Mick Keogh, the Deputy Chair of the ACCC, has called for changes to protect franchisees in a speech delivered at the National Franchise Convention Legal Symposium in Melbourne.

He argued that Australia’s Franchising Code of Conduct needs strengthening with significantly increased penalties for breaches, and requiring improved and more meaningful information disclosure to franchisees. These changes, in combination with stronger unfair contract terms (UCT) law, would help to improve the operations of franchise businesses in Australia.

“Both the Franchising and Oil Codes, which applies to service stations, are not as effective as they could be,” Mr Keogh said.

“We want to see the Franchising Code strengthened, and supported by stronger penalty provisions, to ensure franchise systems operate well for all parties involved, to encourage compliance with franchise agreements, and to keep competition on an even keel.”

“It is in the interests of all involved in the sector to have a clear understanding of what is required by law, so that businesses focus on becoming more competitive and growing market share, rather than being tempted to take shortcuts that will ultimately damage the business, but also the reputation of the franchise sector as a whole.” Mr Keogh said.

In his speech, Mick Keogh recognised the importance of franchisees doing their due diligence including by seeking independent advice before investing in a franchise.

The Franchise Council of Australia is recommending franchise systems be registered on a public register. However, Mr Keogh raised concerns this may create the perception that information provided by franchisors has been audited and verified, or ‘accredited’, and would result in fewer potential franchisees doing their due diligence.

Mr Keogh also raised a number of concerns with the business-to-business UCT laws, which work to protect small businesses from being forced to accept overly onerous or unfair terms in standard form contracts they are offered by big businesses.

“The biggest limitation within the current legislation is that unfair contract terms are not illegal. The worst that can happen under the law is that unfair terms are subject to legal challenge, the Court declares them to be unfair and effectively strikes them out of the contract. But a business does not face a penalty for including them in the first place,” Mr Keogh said.

“So, lacking a legal impediment, and without fear of financial penalties, businesses have an incentive to include potentially unfair terms in their contracts. We want to see this changed to more adequately protect small businesses, including franchisees,” Mr Keogh said.

Mr Keogh also updated delegates at the Convention about a potential ‘class exemption’ to allow small businesses, including franchisees, to negotiate collectively without having to seek the ACCC’s authorisation.

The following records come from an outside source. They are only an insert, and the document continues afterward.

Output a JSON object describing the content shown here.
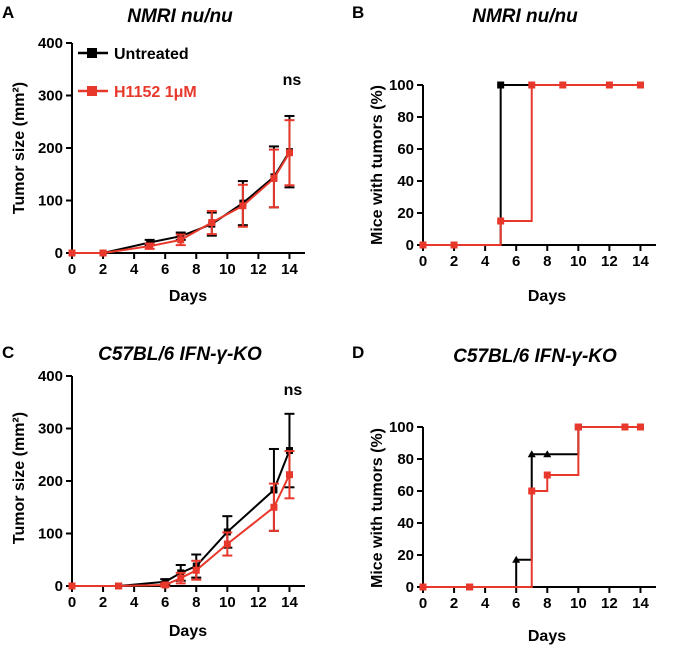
{
  "colors": {
    "untreated": "#000000",
    "h1152": "#e8382c"
  },
  "chart_data": [
    {
      "id": "A",
      "panel_label": "A",
      "type": "line",
      "title": "NMRI nu/nu",
      "xlabel": "Days",
      "ylabel": "Tumor size (mm²)",
      "xlim": [
        0,
        15
      ],
      "ylim": [
        0,
        400
      ],
      "xticks": [
        0,
        2,
        4,
        6,
        8,
        10,
        12,
        14
      ],
      "yticks": [
        0,
        100,
        200,
        300,
        400
      ],
      "annotation": "ns",
      "legend": [
        "Untreated",
        "H1152 1μM"
      ],
      "series": [
        {
          "name": "Untreated",
          "color": "#000000",
          "x": [
            0,
            2,
            5,
            7,
            9,
            11,
            13,
            14
          ],
          "y": [
            0,
            0,
            20,
            32,
            55,
            95,
            145,
            193
          ],
          "err": [
            0,
            0,
            5,
            7,
            22,
            42,
            58,
            68
          ]
        },
        {
          "name": "H1152 1μM",
          "color": "#e8382c",
          "x": [
            0,
            2,
            5,
            7,
            9,
            11,
            13,
            14
          ],
          "y": [
            0,
            0,
            13,
            25,
            58,
            90,
            142,
            191
          ],
          "err": [
            0,
            0,
            5,
            10,
            22,
            40,
            55,
            62
          ]
        }
      ]
    },
    {
      "id": "B",
      "panel_label": "B",
      "type": "step",
      "title": "NMRI nu/nu",
      "xlabel": "Days",
      "ylabel": "Mice with tumors (%)",
      "xlim": [
        0,
        15
      ],
      "ylim": [
        0,
        110
      ],
      "xticks": [
        0,
        2,
        4,
        6,
        8,
        10,
        12,
        14
      ],
      "yticks": [
        0,
        20,
        40,
        60,
        80,
        100
      ],
      "series": [
        {
          "name": "Untreated",
          "color": "#000000",
          "x": [
            0,
            5,
            14
          ],
          "y": [
            0,
            100,
            100
          ]
        },
        {
          "name": "H1152 1μM",
          "color": "#e8382c",
          "x": [
            0,
            2,
            5,
            7,
            9,
            12,
            14
          ],
          "y": [
            0,
            0,
            15,
            100,
            100,
            100,
            100
          ]
        }
      ]
    },
    {
      "id": "C",
      "panel_label": "C",
      "type": "line",
      "title": "C57BL/6 IFN-γ-KO",
      "xlabel": "Days",
      "ylabel": "Tumor size (mm²)",
      "xlim": [
        0,
        15
      ],
      "ylim": [
        0,
        400
      ],
      "xticks": [
        0,
        2,
        4,
        6,
        8,
        10,
        12,
        14
      ],
      "yticks": [
        0,
        100,
        200,
        300,
        400
      ],
      "annotation": "ns",
      "series": [
        {
          "name": "Untreated",
          "color": "#000000",
          "x": [
            0,
            3,
            6,
            7,
            8,
            10,
            13,
            14
          ],
          "y": [
            0,
            0,
            8,
            25,
            38,
            103,
            183,
            258
          ],
          "err": [
            0,
            0,
            5,
            15,
            22,
            30,
            78,
            70
          ]
        },
        {
          "name": "H1152 1μM",
          "color": "#e8382c",
          "x": [
            0,
            3,
            6,
            7,
            8,
            10,
            13,
            14
          ],
          "y": [
            0,
            0,
            2,
            15,
            30,
            80,
            150,
            212
          ],
          "err": [
            0,
            0,
            3,
            10,
            18,
            22,
            45,
            45
          ]
        }
      ]
    },
    {
      "id": "D",
      "panel_label": "D",
      "type": "step",
      "title": "C57BL/6 IFN-γ-KO",
      "xlabel": "Days",
      "ylabel": "Mice with tumors (%)",
      "xlim": [
        0,
        15
      ],
      "ylim": [
        0,
        110
      ],
      "xticks": [
        0,
        2,
        4,
        6,
        8,
        10,
        12,
        14
      ],
      "yticks": [
        0,
        20,
        40,
        60,
        80,
        100
      ],
      "series": [
        {
          "name": "Untreated",
          "color": "#000000",
          "x": [
            0,
            3,
            6,
            7,
            8,
            10,
            14
          ],
          "y": [
            0,
            0,
            17,
            83,
            83,
            100,
            100
          ]
        },
        {
          "name": "H1152 1μM",
          "color": "#e8382c",
          "x": [
            0,
            3,
            7,
            8,
            10,
            13,
            14
          ],
          "y": [
            0,
            0,
            60,
            70,
            100,
            100,
            100
          ]
        }
      ]
    }
  ]
}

“A collective bargaining class exemption could provide a ‘safe harbour’, so that qualifying businesses like franchisees could engage in collective bargaining with a common supplier, without the risk of breaching competition law,” Mr Keogh said.

“Normally, the process for getting ACCC approval to collectively bargain can involve paying a lodgement fee and perhaps paying a lawyer, and in complex cases it can also take up to six months to finalise. However, the class exemption mechanism can streamline this process for many small businesses and franchisees, saving them time and money.”